A vast underclass mocks America’s reputation as a just society. Homeless men and women huddle on the fanciest streets of our cities. An expensive restaurant has a notice on the wall headed “We all need food and shelter”; it lists places where people in need can get “a free meal or a place to sleep.”
On these and similar problems President Bush offers no leadership worth mentioning. His economic remedy is a cut in the capital gains tax, irrelevant at best. He has nothing of substance to suggest on the country’s corrupting social ills.
Change the name of the president, the number of uninsured people (for whom there is now a faint glimmer of hope—if a new Congress does not roll back the health reform), and a few other minor details, and everything Mr. Lewis had to say is still true, except our country is in far worse shape twenty years later.
We’ve all read recently about communities so broke, they’ve been closing libraries, running schools only four days per week, digging up paved roads they’ve no money to repair and covering them with gravel while letting city neighborhoods go dark because they can’t afford to light the streets. But to actually see these places—with their downtowns full of abandoned buildings, with their empty store fronts which until recently were selling hardware, stationery, clothes, and even books—is frightening. Only pawnshops seem to be thriving.
Last spring, in an old industrial city in New York State, I saw hookers walking the streets at lunchtime waving to the passing cars. If one asks the locals what happened to their town, they explain that the last of the plants that employed thousands has closed and the jobs went abroad. As for shopping, they proudly inform you about a couple of malls they have, although the stores in them are not locally owned and the jobs they provide are few in number and miserably paid.
As for the future, one has to be completely ignorant of how big money works in this country to believe that there will ever be decent jobs in these communities again. President Obama’s Labor Day proposal to invest $50 billion to create jobs improving roads, rail lines, and airports sounds good, but I’d be surprised if it actually comes to pass. A political class whose ambition currently is to find ways to screw American workers out of their pensions, unemployment insurance, and Social Security, while persuading them that the pointless wars on which they have wasted $3 trillion so far have nothing to do with our national economic problems, is not about to come to their aid.

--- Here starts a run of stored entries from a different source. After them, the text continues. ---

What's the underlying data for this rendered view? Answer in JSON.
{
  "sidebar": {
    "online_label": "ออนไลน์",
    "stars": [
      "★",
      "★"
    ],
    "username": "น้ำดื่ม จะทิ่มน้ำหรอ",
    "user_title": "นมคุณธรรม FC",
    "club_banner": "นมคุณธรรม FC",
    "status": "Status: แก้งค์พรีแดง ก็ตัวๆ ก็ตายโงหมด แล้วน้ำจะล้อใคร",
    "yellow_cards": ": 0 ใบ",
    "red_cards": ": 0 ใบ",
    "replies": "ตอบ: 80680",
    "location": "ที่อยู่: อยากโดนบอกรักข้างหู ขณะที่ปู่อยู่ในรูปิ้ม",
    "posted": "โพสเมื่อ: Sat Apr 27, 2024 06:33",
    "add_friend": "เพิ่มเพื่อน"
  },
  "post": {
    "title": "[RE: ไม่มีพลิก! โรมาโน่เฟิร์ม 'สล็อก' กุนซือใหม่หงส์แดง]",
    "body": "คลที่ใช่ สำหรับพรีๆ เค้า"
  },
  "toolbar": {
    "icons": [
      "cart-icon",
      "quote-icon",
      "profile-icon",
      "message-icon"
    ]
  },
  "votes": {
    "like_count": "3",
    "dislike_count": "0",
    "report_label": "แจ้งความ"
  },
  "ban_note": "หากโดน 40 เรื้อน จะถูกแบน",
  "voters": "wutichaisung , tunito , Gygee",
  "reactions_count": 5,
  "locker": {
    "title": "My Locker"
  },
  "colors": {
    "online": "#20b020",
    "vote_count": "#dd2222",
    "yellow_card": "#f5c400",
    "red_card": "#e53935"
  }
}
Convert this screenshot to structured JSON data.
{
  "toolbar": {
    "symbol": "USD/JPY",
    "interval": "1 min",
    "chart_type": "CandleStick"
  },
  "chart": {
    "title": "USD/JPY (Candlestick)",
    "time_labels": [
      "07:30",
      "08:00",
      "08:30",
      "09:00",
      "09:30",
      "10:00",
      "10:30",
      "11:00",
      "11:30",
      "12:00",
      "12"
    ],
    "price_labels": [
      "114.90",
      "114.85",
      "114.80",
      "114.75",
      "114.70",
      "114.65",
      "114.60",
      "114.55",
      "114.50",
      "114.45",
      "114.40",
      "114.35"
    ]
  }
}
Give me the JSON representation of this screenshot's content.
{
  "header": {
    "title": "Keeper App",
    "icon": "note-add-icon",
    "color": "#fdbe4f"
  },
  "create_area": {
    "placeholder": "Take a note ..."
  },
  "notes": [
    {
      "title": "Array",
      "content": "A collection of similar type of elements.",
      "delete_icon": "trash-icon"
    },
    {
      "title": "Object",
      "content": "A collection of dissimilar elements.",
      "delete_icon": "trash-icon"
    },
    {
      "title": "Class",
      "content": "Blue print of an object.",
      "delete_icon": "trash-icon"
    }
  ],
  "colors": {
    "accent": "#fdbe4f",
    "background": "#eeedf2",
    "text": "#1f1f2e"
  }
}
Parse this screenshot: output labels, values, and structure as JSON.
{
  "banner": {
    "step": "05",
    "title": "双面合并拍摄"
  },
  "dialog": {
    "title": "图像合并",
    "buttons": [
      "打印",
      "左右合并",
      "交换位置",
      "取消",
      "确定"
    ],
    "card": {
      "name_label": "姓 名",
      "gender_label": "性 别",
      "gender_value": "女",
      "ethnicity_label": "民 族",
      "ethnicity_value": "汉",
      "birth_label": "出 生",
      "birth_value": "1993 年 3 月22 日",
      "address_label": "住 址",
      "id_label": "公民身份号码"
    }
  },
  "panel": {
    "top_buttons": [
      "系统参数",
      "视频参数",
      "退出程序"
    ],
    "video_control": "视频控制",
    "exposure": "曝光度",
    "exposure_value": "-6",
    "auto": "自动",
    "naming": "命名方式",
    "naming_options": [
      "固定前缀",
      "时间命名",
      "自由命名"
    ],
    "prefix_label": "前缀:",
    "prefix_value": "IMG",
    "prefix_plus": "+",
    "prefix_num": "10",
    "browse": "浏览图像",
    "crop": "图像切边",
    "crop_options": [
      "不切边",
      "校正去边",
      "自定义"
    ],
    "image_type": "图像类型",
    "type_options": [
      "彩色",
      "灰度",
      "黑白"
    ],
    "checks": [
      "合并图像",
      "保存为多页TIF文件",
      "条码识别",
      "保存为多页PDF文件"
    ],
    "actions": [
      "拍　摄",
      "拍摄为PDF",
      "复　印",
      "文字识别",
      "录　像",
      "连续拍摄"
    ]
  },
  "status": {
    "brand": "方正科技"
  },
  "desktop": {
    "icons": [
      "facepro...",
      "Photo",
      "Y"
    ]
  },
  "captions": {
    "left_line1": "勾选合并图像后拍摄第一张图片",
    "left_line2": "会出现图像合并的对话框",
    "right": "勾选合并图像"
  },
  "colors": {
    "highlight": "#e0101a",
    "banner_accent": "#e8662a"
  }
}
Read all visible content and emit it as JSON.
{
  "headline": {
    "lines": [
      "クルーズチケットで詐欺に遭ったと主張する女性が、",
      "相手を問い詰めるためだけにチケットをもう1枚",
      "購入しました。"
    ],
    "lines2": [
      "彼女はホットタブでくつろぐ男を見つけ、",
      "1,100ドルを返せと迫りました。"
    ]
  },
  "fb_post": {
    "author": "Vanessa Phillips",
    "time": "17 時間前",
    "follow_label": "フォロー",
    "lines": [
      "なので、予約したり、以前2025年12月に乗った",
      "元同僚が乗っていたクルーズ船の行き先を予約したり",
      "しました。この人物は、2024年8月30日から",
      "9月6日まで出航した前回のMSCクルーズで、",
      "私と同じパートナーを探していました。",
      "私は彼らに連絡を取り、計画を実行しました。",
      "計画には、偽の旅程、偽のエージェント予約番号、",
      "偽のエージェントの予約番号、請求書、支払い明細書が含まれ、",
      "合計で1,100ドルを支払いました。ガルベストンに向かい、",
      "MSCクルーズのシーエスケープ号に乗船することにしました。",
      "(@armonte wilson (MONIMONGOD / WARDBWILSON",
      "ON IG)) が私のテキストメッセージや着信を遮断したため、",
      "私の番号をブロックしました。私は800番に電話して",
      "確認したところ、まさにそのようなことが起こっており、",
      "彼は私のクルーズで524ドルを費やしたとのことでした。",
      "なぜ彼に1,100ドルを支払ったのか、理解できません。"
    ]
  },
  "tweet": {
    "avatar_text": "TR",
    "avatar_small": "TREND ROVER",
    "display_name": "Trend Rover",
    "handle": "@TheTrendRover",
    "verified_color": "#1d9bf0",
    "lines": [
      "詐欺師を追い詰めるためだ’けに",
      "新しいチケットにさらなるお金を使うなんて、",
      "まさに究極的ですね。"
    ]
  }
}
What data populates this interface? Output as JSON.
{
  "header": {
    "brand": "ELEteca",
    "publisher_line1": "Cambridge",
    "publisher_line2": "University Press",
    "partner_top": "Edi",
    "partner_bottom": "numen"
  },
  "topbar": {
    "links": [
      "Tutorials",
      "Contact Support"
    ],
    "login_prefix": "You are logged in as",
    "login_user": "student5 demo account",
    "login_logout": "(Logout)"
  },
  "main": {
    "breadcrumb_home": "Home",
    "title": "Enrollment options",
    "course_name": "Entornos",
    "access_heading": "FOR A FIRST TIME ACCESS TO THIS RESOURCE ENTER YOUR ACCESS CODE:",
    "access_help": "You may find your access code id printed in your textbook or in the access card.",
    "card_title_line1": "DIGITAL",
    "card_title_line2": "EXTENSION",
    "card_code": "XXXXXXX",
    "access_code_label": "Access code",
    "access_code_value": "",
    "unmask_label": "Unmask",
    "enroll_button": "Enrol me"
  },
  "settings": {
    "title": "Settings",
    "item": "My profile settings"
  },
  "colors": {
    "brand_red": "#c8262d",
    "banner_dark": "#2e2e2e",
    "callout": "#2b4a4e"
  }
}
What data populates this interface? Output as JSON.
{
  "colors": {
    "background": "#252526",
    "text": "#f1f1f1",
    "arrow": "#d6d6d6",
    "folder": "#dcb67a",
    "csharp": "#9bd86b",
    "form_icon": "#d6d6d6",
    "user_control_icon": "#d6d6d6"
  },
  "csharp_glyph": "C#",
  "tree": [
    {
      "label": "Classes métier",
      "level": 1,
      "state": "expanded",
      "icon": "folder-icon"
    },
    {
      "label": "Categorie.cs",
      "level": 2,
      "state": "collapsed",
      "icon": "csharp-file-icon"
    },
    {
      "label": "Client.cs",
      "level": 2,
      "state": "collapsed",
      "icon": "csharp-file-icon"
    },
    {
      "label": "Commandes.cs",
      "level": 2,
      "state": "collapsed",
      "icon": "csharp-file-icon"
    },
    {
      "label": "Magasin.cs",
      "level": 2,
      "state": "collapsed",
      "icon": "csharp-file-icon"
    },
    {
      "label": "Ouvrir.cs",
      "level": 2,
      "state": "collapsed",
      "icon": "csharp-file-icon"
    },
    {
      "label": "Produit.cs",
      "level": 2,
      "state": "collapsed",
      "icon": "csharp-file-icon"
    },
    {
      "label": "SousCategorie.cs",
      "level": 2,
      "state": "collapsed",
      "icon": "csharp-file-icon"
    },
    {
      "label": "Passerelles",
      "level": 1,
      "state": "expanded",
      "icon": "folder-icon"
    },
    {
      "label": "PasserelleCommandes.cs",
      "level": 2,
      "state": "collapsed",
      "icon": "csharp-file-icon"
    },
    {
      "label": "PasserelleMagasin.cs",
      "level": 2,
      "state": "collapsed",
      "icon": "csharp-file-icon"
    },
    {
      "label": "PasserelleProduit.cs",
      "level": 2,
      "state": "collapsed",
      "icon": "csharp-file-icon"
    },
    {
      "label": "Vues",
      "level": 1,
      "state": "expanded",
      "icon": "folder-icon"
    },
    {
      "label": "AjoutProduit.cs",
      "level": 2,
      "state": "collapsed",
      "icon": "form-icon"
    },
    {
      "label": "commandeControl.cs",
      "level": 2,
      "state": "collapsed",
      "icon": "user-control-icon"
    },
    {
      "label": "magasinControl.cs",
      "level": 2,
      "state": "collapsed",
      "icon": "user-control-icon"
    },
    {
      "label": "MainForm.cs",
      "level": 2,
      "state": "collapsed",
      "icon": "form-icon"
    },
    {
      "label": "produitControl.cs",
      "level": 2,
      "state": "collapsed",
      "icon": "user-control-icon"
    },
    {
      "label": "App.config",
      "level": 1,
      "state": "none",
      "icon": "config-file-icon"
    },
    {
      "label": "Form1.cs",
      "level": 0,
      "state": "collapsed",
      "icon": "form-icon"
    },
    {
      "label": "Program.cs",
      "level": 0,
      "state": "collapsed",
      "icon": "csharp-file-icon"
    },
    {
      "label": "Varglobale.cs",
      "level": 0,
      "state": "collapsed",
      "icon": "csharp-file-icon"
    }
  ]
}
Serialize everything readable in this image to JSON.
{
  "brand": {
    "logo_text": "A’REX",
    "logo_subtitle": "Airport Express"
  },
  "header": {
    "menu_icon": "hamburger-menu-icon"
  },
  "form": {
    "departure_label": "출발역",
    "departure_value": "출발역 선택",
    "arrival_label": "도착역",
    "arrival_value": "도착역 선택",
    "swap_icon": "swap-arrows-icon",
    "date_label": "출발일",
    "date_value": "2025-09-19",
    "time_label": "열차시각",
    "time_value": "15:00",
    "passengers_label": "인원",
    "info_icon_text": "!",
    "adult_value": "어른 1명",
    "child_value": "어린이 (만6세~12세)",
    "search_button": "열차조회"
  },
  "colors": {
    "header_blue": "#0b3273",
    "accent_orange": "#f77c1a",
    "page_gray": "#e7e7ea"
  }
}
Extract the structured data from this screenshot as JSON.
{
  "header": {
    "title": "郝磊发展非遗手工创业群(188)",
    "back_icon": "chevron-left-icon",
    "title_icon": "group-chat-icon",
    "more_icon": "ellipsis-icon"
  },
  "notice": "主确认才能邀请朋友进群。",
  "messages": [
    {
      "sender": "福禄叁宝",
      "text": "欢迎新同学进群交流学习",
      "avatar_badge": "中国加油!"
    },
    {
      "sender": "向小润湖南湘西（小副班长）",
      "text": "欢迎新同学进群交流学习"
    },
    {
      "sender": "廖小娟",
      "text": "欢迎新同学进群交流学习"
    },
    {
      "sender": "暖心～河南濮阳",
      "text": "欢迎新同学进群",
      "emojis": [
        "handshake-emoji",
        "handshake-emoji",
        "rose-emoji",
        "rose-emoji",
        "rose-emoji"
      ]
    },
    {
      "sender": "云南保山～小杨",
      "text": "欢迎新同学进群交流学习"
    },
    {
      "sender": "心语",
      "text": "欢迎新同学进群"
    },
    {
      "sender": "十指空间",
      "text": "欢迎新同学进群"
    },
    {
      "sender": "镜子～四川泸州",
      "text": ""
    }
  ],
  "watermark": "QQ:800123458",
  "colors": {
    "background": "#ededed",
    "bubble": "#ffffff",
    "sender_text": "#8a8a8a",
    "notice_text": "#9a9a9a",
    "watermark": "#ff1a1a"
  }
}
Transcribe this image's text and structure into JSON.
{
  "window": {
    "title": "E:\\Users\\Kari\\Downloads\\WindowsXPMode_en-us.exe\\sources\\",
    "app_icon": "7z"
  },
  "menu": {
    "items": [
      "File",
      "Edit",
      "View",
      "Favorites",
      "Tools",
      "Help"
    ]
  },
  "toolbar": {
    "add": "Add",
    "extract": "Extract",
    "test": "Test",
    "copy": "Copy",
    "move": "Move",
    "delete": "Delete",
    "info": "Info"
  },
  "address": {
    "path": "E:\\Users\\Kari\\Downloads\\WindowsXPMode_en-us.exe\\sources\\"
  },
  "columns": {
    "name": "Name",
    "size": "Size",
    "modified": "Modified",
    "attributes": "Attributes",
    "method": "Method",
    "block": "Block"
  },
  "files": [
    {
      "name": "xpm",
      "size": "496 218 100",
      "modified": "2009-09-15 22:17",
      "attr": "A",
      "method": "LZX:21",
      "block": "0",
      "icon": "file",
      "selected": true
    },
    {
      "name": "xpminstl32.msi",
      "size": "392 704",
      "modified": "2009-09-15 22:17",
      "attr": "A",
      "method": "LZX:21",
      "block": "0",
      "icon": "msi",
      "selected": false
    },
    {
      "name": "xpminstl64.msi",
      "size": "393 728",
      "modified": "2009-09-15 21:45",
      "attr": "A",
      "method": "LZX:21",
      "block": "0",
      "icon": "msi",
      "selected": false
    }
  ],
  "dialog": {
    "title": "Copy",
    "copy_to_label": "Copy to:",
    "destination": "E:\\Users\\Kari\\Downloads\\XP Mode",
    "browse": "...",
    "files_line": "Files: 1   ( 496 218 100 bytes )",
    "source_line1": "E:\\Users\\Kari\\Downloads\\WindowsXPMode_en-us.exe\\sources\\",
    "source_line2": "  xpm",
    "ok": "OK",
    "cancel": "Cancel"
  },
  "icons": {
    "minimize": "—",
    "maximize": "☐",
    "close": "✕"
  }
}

The broad masses, too, share the blame. With no historical memory, lacking any understanding of what is being done to them, accepting without protest the rising income differences and their own growing impoverishment, they are easily manipulated by special interests and principle-free opportunists who run for office in their districts. Told that the government on all levels is their enemy by levying taxes on them and curtailing their constitutional freedoms, they can be depended on to reelect the same crooks and to vote in most elections against their own economic self-interest. I hope I’m wrong, but rereading Mr. Lewis’s words and knowing that our political system is even more broken and corrupt today than it was in the days when he wrote his column, I cannot help but feel despair.